Auch hinsichtlich des unzutreffend genannten Datums lag bereits mit der Nennung des 08.11.2007 gegenüber der Polizei eine abweichende Angabe vor. Es kann nicht ausgeschlossen werden, dass der Kläger gegenüber der Polizei dieses Datum nannte, weil eine Rechnung vom 07.11.2007 existiert und der Kläger so die zeitlichen Zusammenhänge plausibel machen wollte. Auch insoweit kann von einer Widerlegung der Vorsatzvermutung nicht die Rede sein. Vielmehr spricht Vorstehendes insgesamt für eine vorsätzliche Falschangabe.

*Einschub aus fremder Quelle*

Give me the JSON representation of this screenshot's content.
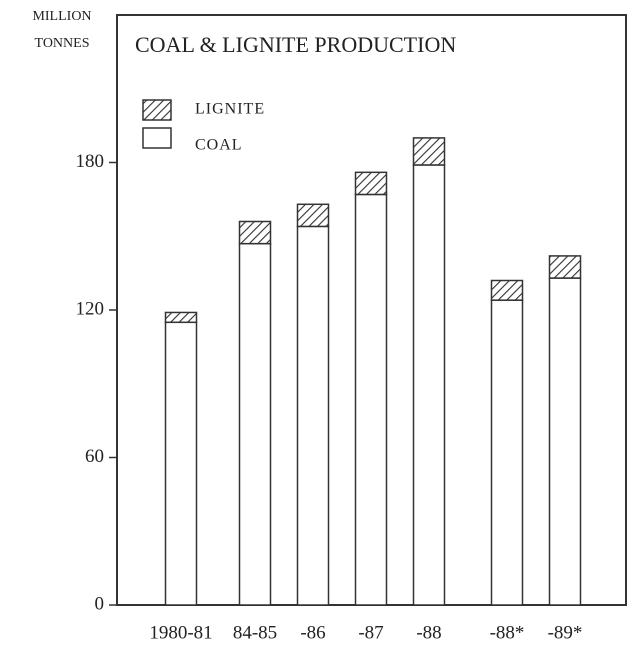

5. Die Leistungsfreiheit entfällt vorliegend auch nicht nach den Grundsätzen der Relevanzrechtsprechung. Leistungsfreiheit setzt danach voraus, dass die Obliegenheitsverletzung generell geeignet ist, die berechtigten Interessen des Versicherers ernsthaft zu gefährden, ein erhebliches Verschulden des Versicherungsnehmers vorliegt und dieser über die Möglichkeit des Anspruchsverlustes auch bei folgenlosen Obliegenheitsverletzungen ordnungsgemäß belehrt worden ist (BGH, VersR 1982, 182; BGH, VersR 1984, 228).

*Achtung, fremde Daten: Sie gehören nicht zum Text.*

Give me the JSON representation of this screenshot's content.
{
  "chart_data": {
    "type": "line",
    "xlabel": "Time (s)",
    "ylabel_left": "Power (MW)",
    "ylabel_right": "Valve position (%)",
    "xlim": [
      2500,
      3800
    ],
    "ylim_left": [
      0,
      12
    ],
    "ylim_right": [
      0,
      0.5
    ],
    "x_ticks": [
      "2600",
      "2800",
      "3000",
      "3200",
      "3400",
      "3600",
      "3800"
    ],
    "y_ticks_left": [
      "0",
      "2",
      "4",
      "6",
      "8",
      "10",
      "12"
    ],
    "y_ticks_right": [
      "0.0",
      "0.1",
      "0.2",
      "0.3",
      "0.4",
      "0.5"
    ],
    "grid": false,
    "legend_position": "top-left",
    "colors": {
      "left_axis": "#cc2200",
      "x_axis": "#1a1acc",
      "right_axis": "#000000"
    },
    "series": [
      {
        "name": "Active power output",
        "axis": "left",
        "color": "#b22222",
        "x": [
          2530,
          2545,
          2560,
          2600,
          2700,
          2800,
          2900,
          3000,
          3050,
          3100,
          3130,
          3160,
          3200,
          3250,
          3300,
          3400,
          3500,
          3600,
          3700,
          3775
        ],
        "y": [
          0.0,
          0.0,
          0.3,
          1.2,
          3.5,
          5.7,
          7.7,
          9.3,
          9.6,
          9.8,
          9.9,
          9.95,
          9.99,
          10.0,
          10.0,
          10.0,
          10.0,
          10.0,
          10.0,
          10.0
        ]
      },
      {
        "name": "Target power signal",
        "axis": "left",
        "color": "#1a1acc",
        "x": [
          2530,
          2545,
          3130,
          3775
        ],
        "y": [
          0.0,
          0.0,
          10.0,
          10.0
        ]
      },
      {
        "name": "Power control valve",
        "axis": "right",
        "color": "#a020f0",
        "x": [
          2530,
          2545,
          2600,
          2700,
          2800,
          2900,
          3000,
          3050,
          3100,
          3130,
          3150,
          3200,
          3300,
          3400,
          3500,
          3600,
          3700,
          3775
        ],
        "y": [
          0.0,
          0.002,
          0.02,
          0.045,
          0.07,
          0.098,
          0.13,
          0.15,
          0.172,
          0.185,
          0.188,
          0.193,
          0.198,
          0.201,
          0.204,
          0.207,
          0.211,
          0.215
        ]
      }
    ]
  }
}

a) Falschangaben zum Zeitpunkt und Rahmengeschehen eines Versicherungsfalles sind generell geeignet, die Interessen des Versicherers ernsthaft zu gefährden. Diesem wird dadurch die Möglichkeit genommen oder beschnitten, eine Vortäuschung einer behaupteten Entwendung sowie die vorsätzliche Herbeiführung des Versicherungsfalles durch den Versicherungsnehmer zu beweisen (OLG Hamm, r + s 1987, 335; vgl. OLG Frankfurt, VersR 1974, 738).
b) Die im Falle einer vorsätzlichen Obliegenheitsverletzung bestehende Vermutung für ein erhebliches Verschulden (Prölss/Martin, a.a.O., § 7 AKB, Rdn. 80) ist nicht widerlegt. Insofern gelten hier die Ausführungen zu Ziff. 4. des Urteils sinngemäß.

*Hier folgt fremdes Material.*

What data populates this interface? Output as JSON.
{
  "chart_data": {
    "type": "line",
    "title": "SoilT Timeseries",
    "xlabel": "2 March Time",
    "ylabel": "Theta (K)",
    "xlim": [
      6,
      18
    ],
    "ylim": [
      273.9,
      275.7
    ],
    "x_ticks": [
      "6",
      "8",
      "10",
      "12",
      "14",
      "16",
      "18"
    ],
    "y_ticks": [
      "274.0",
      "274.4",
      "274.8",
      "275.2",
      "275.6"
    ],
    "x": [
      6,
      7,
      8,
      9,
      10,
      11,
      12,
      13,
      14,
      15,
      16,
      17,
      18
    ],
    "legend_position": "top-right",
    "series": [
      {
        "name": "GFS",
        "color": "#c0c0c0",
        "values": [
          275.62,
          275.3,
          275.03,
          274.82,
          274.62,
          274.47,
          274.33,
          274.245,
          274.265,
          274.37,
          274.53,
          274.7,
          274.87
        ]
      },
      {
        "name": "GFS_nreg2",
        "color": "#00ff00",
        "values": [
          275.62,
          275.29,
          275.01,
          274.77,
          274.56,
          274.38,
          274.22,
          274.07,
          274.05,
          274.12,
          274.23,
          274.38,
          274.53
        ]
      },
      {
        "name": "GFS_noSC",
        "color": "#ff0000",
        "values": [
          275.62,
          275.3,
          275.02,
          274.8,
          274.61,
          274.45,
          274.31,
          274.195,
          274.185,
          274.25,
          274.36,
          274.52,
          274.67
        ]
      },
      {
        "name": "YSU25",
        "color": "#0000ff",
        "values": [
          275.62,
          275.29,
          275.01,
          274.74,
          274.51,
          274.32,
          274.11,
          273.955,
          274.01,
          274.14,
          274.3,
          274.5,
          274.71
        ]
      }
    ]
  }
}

c) Die erforderliche drucktechnisch hervorgehobene Belehrung ist durch den Absatz am Ende des Fragebogens zum Diebstahlschaden hinreichend erfolgt. Die inhaltlich zutreffende Belehrung befindet sich im Fettdruck direkt über der Unterschriftenzeile.
Nach alledem war zu erkennen wie geschehen.
Die prozessualen Nebenentscheidungen beruhen auf den §§ 97, 708 Nr. 10, 713 ZPO.
Eine Zulassung der Revision war nicht veranlasst, § 543 Abs. 2 ZPO.